Poder (do latim potere) é, literalmente, o direito de deliberar, agir e mandar e também, dependendo do contexto, a faculdade de exercer a autoridade, a soberania, ou o império de dada circunstância ou a posse do domínio, da influência ou da força. A Política define o poder como a capacidade de impor algo sem alternativa para a desobediência.

O poder nem sempre é utilizado de forma adequada pelos Prefeitos. O poder é uma prerrogativa dada ao administrador público para agir em benefício da coletividade, visando o bem-estar social. Assim, atos arbitrários, como o uso desproporcional do poder ou a violência contra o administrado, não serão admitidos no direito e serão nulificados de pleno direito.

Excesso e Desvio de poder: Quando o agente atua fora de sua competência caracteriza-se excesso de poder; por outro lado, o desvio de poder ocorrerá quando o ato praticado pelo administrador público se afasta da finalidade pública.

Também há, especialmente em localidades onde a justiça não é atuante, o tão falado Abuso de Poder.

Abuso de Poder: é o ato ou efeito de impôr a vontade de um sobre a de outro, tendo por base o exercício do poder, sem considerar as leis vigentes.

Feita as considerações sobre os poderes vejamos os deveres dos Prefeitos.

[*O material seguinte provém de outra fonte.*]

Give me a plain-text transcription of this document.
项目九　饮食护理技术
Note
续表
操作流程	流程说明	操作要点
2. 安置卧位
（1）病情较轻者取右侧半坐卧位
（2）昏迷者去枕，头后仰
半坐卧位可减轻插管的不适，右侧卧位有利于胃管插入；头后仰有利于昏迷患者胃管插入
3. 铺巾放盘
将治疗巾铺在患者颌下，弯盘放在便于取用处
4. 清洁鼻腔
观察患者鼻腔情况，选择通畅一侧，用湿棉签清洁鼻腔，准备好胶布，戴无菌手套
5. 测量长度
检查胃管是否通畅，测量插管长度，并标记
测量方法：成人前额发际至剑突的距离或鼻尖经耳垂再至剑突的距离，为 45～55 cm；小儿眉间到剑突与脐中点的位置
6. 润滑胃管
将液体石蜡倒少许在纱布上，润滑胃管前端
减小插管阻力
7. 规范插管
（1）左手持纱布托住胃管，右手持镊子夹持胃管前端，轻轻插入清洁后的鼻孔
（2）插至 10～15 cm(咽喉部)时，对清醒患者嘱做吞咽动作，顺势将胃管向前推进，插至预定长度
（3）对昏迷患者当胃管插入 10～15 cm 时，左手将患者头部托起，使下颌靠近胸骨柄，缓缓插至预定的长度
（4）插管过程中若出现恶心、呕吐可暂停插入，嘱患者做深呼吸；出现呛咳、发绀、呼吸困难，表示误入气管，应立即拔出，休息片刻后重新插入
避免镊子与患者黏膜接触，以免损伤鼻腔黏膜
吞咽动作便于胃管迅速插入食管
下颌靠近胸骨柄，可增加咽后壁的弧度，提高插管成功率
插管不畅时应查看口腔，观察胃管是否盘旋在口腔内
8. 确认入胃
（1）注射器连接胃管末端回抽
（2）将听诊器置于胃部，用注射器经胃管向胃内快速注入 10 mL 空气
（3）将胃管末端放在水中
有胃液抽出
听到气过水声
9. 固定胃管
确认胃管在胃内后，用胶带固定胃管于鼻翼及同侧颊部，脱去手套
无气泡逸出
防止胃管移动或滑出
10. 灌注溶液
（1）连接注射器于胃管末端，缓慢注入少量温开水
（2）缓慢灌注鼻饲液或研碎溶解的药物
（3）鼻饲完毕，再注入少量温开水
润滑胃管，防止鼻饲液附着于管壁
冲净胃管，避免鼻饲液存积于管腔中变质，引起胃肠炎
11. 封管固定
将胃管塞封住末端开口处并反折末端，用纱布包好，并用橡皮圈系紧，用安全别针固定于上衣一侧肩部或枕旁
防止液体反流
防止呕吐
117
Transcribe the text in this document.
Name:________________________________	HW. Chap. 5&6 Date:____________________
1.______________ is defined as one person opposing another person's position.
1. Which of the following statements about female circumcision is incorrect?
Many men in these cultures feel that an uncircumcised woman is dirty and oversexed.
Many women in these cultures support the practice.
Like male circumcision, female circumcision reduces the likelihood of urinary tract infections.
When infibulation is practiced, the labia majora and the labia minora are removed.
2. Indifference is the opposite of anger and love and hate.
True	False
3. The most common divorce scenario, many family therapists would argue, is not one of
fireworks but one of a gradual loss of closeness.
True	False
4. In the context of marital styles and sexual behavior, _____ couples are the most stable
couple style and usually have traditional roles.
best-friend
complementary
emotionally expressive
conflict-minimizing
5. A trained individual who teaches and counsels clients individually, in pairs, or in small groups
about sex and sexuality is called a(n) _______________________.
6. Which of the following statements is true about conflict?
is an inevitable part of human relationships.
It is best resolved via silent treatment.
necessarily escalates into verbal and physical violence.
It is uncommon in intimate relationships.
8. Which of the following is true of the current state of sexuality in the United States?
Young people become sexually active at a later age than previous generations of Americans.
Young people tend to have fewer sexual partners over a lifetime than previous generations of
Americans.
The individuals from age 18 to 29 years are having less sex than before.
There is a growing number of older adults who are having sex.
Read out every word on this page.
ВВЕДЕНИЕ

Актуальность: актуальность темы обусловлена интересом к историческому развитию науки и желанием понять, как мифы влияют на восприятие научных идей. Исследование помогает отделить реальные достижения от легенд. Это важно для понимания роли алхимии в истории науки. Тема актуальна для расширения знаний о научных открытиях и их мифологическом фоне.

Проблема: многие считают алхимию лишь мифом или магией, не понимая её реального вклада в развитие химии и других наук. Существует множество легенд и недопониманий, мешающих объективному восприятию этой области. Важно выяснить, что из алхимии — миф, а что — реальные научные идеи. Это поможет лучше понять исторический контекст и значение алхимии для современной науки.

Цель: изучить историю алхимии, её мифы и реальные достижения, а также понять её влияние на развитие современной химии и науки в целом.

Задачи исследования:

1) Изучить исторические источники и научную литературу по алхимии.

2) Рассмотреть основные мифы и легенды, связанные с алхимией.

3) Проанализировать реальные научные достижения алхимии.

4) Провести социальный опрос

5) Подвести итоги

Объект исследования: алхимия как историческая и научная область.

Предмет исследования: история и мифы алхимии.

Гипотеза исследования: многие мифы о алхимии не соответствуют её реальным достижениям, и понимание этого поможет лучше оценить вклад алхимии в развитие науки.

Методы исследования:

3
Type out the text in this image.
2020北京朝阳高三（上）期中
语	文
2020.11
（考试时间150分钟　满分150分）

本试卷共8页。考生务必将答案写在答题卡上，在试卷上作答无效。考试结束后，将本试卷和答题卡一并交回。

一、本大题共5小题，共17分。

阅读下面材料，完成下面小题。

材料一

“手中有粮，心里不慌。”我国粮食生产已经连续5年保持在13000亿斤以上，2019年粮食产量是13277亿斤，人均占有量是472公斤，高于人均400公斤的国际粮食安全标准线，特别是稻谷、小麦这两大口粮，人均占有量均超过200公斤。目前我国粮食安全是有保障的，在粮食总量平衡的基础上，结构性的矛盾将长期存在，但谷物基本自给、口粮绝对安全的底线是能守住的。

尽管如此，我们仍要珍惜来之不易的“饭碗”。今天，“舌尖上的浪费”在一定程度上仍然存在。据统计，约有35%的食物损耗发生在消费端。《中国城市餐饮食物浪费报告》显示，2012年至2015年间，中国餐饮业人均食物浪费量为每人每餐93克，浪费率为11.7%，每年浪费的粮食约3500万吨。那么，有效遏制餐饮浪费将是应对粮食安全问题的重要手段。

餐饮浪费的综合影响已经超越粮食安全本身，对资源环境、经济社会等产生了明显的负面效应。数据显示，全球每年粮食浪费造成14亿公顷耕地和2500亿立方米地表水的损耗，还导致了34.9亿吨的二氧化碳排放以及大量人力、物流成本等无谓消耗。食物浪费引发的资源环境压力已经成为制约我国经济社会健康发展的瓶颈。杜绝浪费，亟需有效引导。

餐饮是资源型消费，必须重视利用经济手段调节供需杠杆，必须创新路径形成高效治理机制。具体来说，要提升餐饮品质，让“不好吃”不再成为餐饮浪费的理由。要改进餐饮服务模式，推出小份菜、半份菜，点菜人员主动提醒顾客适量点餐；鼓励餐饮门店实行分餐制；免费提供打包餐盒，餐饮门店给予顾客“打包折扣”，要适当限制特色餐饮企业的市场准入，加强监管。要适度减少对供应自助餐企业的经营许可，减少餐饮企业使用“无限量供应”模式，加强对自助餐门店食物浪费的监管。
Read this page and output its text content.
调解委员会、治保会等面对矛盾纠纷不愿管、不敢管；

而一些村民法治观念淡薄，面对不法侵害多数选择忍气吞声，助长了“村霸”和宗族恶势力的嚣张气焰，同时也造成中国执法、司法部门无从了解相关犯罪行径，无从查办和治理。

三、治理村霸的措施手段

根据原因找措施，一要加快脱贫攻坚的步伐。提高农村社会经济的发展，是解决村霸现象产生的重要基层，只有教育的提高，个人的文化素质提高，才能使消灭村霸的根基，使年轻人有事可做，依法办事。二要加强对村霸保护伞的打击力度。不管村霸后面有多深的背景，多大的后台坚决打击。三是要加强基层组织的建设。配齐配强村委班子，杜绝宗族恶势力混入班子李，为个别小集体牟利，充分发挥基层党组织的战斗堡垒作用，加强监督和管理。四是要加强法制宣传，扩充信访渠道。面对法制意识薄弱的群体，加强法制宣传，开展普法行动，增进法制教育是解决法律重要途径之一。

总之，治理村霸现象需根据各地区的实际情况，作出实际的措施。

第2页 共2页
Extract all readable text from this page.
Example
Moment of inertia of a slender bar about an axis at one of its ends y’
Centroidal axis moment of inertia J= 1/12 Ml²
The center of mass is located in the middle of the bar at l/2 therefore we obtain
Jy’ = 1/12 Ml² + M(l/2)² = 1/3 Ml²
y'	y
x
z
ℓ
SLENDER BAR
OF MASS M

Deveres do administrador público:

DEVER DE EFICIÊNCIA: Não basta desempenhar com legalidade, mas sim administrar com presteza, oferecendo serviços públicos ágeis à satisfação das necessidades locais. Nota-se que a eficiência, além de abranger a presteza e economia, comporta perfeição e produtividade daquele que exerce o cargo ou função pública na cidade, adequando tecnicamente suas ações aos objetivos da administração pública local.

DEVER DE PROBIDADE: É um dever constitucional intrinsecamente inserido na conduta do administrador público, legitimando seus atos no exercício da atividade pública, sendo passível de sanções políticas e administrativas e penas, nos moldes do artigo 37, § 4º: “Os atos de improbidade administrativa importarão a suspensão dos direitos políticos, a perda da função pública, a indisponibilidade dos bens e o ressarcimento ao erário, na forma e gradação previstas em lei, sem prejuízo da ação penal cabível”.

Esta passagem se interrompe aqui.